Amirah Del Rey suspirou, contando, como um ritual, cada gota de chuva que caía dentro do quarto. As paredes, que um dia já foram em rosa vibrante ao redor de sua cama de dossel, viraram sombras de si mesmas, desbotadas em um tom de pêssego faio, quase doentio. A antiga glória do cômodo, assim como da casa, tinha se esvaído junto com os sonhos de sua família. O cheiro levemente mofado que impregnava o ar parecia grudar na pele, lembrando-a do abandono não apenas material, mas também emocional.
A mansão, que já foi sinônimo de badalação e visitas ilustres, virou uma relíquia decadente de tempos mais prósperos. Não havia mais risos ecoando pelos corredores nem a música vibrante que um dia celebrara o sucesso de sua família. Tudo se tornara silêncio. Tudo se tornara pó. Nem mesmo os esforços de sua mãe, que ainda mantinha uma aparência impecável, escondiam o desespero por trás dos olhos exaustos. E seu pai... ele havia desaparecido, mesmo estando presente, soterrado em dívidas e fracassos.

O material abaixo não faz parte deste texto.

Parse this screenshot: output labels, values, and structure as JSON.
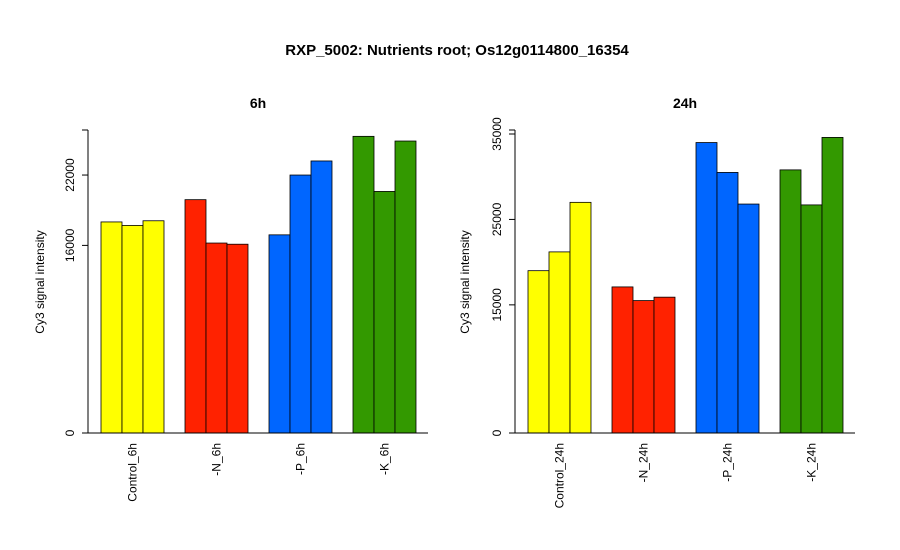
{
  "title": "RXP_5002: Nutrients root; Os12g0114800_16354",
  "chart_data": [
    {
      "type": "bar",
      "title": "6h",
      "ylabel": "Cy3 signal intensity",
      "categories": [
        "Control_6h",
        "-N_6h",
        "-P_6h",
        "-K_6h"
      ],
      "colors": [
        "#ffff00",
        "#ff2200",
        "#0066ff",
        "#339900"
      ],
      "values": [
        [
          18000,
          17700,
          18100
        ],
        [
          19900,
          16200,
          16100
        ],
        [
          16900,
          22000,
          23200
        ],
        [
          25300,
          20600,
          24900
        ]
      ],
      "yticks": [
        0,
        16000,
        22000
      ],
      "yaxis_max": 25500
    },
    {
      "type": "bar",
      "title": "24h",
      "ylabel": "Cy3 signal intensity",
      "categories": [
        "Control_24h",
        "-N_24h",
        "-P_24h",
        "-K_24h"
      ],
      "colors": [
        "#ffff00",
        "#ff2200",
        "#0066ff",
        "#339900"
      ],
      "values": [
        [
          19000,
          21200,
          27000
        ],
        [
          17100,
          15500,
          15900
        ],
        [
          34000,
          30500,
          26800
        ],
        [
          30800,
          26700,
          34600
        ]
      ],
      "yticks": [
        0,
        15000,
        25000,
        35000
      ],
      "yaxis_max": 35000
    }
  ]
}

Do que restava, a varanda era seu único refúgio. Amirah se aproximou lentamente, os pés descalços mal fazendo som sobre o chão de madeira rangente, e observou o lago ao longe. O reflexo das luzes distantes na superfície da água cintilava, trazendo um estranho conforto em meio ao caos. Era o único lugar onde conseguia, por breves momentos, respirar. O único lugar onde o peso esmagador das expectativas de seus pais e do futuro incerto não a sufocava completamente. Por quanto tempo ela ainda poderia se refugiar ali, se tudo à sua volta desmoronava?
A ansiedade beliscava seu peito, mas por algum motivo, as gotas de chuva, o vento frio, a vastidão escura lá fora a faziam sentir-se menos sozinha, menos impotente. A natureza era a única coisa que ainda se movia livremente, indiferente às ruínas de sua vida. Ela fechou os olhos, tentando se imaginar em outro lugar, em outra vida, mas tudo o que conseguia ver era o desmoronar lento, inevitável, daquilo que um dia foi seu lar.O som seco da batida à porta ecoou pela casa, interrompendo o silêncio melancólico que se arrastava pelos corredores. Amirah ouviu o ranger da porta e, em seguida, passos pesados no piso de madeira desgastada. Quando espiou pelo vão da porta de seu quarto, viu o homem alto, com ombros largos, segurando uma mala volumosa. Sua mãe, sem hesitar, desviou ao redor dele como se tudo já estivesse previamente combinado, sem se dar ao trabalho de explicar nada. Havia uma urgência tensa no ar, e aquilo a deixou inquieta.
O tecido do hobby escorregou um pouco pelo ombro, expondo a pele pálida, mas ela não se moveu, apenas observava, confusa, enquanto o homem ficava no canto, imóvel, como se esperasse instruções. A mãe de Amirah atravessou o quarto com um brilho incomum no olhar, pendurou um vestido branco de seda no guarda-roupa, com uma delicadeza que contradizia a urgência de sua entrada.
O vestido era deslumbrante, de uma seda que parecia fluir como água ao toque, brilhando mesmo sob a luz fraca do quarto. Não tinha dúvida: era caríssimo. Amirah sentiu um nó formar-se no estômago. Eles não tinham dinheiro para tal luxo.— Mãe, isso é... para quê? — finalmente perguntou, sem disfarçar a incredulidade.
— Finalmente o grande dia, chegou, minha filha!
Amirah permaneceu em silêncio, sentindo-se uma espectadora dentro da própria vida.
— Como assim? Que grande dia é esse?
Sua mãe, sem se virar, respondeu com uma calma superficial que não combinava com o tumulto interno que Amirah sabia estar borbulhando sob a superfície.
— Você vai precisar dele em breve. — Amirah olhou para o vestido, pendurado ali, como um fantasma à espera, e um arrepio percorreu sua espinha. — Um jantar de negócios, os bons dias vão voltar, filha. Essa noite será a melhor noite de nossas vidas.
Amirah observava a cena diante de si, estranhando cada vez mais o entusiasmo da mãe. Um bom negócio, agora? Com a casa quase em ruínas, os fantasmas da falência à espreita e a tensão sempre pairando no ar? Era difícil acreditar. Mas o sorriso de Samara, aquele brilho nos olhos que Amirah não via há muito tempo, a fez hesitar. Não fazia sentido, mas por ora decidiu não perguntar mais. Não queria estragar aquele raro momento de felicidade da mãe.